Je démonte la porte, gling gling, j’essaye de faire passer : non, ça bloque toujours. Le bouton de sélection des programmes est une énorme protubérance qui empêche le passage. Je tiraille sur le bouton, je brandouille le pas de vis, et ça finit par lâcher.

Je me dis : à tous les coups j’ai pété le bouton. Je vérifie : non, c’est juste déclipsé, tout a l’air en ordre.

Je pousse la machine, je tire, je peine et je finis par arriver à la faire passer et à l’installer au bon endroit. J’essaye de remonter la porte, et voilà que la barre de métal dans laquelle sont censées tenir les vis, tombe soudainement.

Ploc.

Sans elle, impossible de remonter la porte.

Pas de problème, me dis-je, je vais la récupérer et la réinstaller. J’examine la machine sous toutes les coutures, je cherche la trappe qu’il faut démonter pour accéder à l’endroit en question ; pas de trappe.

La machine est construite de telle manière que tout passe par le dessous ou par l’arrière. Ce qui veut dire que pour accéder à la partie frontale, où se trouve la foutue plaque, il faut démonter toute la machine , enlever le moteur, le tambour et tout le bastringue.

Je prends plusieurs avis, je regarde les possibilités, mais on arrive tous à la même conclusion. Il est temps de dire adieu à la machine et d’en acheter une autre.

La machine est morte, vive la machine.

Cette fois on va essayer de prendre quelque chose de bien. On décide de prendre une marque connue, et d’acheter auprès d’un vendeur qu’on a déjà utilisé. On commande la machine en ligne : elle sera livrée d’ici 5 à 12 jours.

Une semaine plus tard, les livreurs viennent.

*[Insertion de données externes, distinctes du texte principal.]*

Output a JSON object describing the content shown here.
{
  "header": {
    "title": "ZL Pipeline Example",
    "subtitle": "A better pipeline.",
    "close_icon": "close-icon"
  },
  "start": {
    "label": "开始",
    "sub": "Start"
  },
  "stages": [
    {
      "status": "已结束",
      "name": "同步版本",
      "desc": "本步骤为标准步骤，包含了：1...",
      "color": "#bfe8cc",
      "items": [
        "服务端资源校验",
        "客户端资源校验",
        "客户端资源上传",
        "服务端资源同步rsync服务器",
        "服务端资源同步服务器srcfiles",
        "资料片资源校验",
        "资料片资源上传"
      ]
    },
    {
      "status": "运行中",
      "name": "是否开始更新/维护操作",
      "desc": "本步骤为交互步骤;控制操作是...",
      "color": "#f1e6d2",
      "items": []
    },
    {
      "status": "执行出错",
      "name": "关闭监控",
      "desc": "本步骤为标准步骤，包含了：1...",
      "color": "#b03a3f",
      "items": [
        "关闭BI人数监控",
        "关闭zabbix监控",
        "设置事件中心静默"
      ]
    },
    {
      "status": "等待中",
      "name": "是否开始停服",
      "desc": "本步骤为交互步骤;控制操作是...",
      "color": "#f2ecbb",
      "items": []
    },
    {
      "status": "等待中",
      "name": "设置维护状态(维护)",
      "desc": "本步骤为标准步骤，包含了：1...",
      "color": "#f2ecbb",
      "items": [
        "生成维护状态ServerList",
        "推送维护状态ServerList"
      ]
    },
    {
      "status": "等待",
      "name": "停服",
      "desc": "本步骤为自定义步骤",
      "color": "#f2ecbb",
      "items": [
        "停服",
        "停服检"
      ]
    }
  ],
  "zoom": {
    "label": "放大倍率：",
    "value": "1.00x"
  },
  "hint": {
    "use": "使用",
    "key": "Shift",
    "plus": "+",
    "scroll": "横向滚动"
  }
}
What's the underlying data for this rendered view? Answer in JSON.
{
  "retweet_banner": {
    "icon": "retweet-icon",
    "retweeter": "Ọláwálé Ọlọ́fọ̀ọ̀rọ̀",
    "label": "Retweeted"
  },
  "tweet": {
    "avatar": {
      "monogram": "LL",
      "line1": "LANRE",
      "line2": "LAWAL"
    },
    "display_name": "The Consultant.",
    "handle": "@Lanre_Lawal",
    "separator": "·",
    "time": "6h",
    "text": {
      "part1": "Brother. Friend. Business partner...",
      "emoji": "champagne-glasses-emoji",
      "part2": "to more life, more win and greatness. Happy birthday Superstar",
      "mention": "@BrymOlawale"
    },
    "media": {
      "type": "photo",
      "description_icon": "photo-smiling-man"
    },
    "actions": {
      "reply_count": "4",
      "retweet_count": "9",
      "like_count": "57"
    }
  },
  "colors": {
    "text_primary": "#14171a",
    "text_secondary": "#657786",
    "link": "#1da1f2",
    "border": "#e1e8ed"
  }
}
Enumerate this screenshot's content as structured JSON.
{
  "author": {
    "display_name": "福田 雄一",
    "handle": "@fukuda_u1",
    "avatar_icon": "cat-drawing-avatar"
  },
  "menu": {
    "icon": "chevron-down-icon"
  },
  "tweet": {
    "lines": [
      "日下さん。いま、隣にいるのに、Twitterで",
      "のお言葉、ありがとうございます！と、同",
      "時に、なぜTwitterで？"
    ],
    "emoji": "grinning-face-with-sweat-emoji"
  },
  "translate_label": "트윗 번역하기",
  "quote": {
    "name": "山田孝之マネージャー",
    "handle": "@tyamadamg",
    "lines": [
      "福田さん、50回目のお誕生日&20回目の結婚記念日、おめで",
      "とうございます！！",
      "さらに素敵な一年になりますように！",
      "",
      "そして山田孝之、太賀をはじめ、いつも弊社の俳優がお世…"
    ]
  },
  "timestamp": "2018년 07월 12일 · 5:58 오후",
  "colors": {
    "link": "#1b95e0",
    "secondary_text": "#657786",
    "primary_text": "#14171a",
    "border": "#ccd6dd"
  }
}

Ils montent la machine jusqu’au deuxième étage, et, en prime, ils embarquent l’ancienne. Que demander de plus ?

Le soir venu, j’ouvre le carton, je branche les tuyaux, et, avec l’aide d’un copain dont une partie du travail consiste à s’occuper de machines à laver, je vérifie que tout est en ordre.

Et nous voici donc aujourd’hui, à aller chercher les derniers accessoires dont nous avons besoin, à savoir : de la lessive et un étendoir.

L’après-midi, le cœur battant, nous lançons notre première machine. Comme on me l’a recommandé, elle va tourner à vide avec juste un peu de lessive pour enlever les odeurs.

La machine commence à tourner, on va manger.

Au bout de dix minutes, ma femme va chercher quelque chose dans la buanderie. Je dis, pour rigoler : elle ne fuit pas au moins ? Elle rit. Mais elle regarde par acquis de conscience.

Et j’entends un juron.

– Si !

– Si quoi ?

– Ça fuit ! Il y a de l’eau par terre !

– …

Fatigue.

Pas de déjeuner pour moi : à la place, je fais garde-malade pour machine à laver le linge. Et qu’est-ce que je découvre ? Que le tuyau d’évacuation est percé ! Le foutu tuyau d’évacuation, cette espèce de plastique en accordéon qui semble tellement fragile qu’il se déchire si on le regarde de trop près ! Le même que sur l’ancienne machine !

Grosse fatigue.

Fin du 73ème jour, 18 décembre 2023, 6 tevet 5784.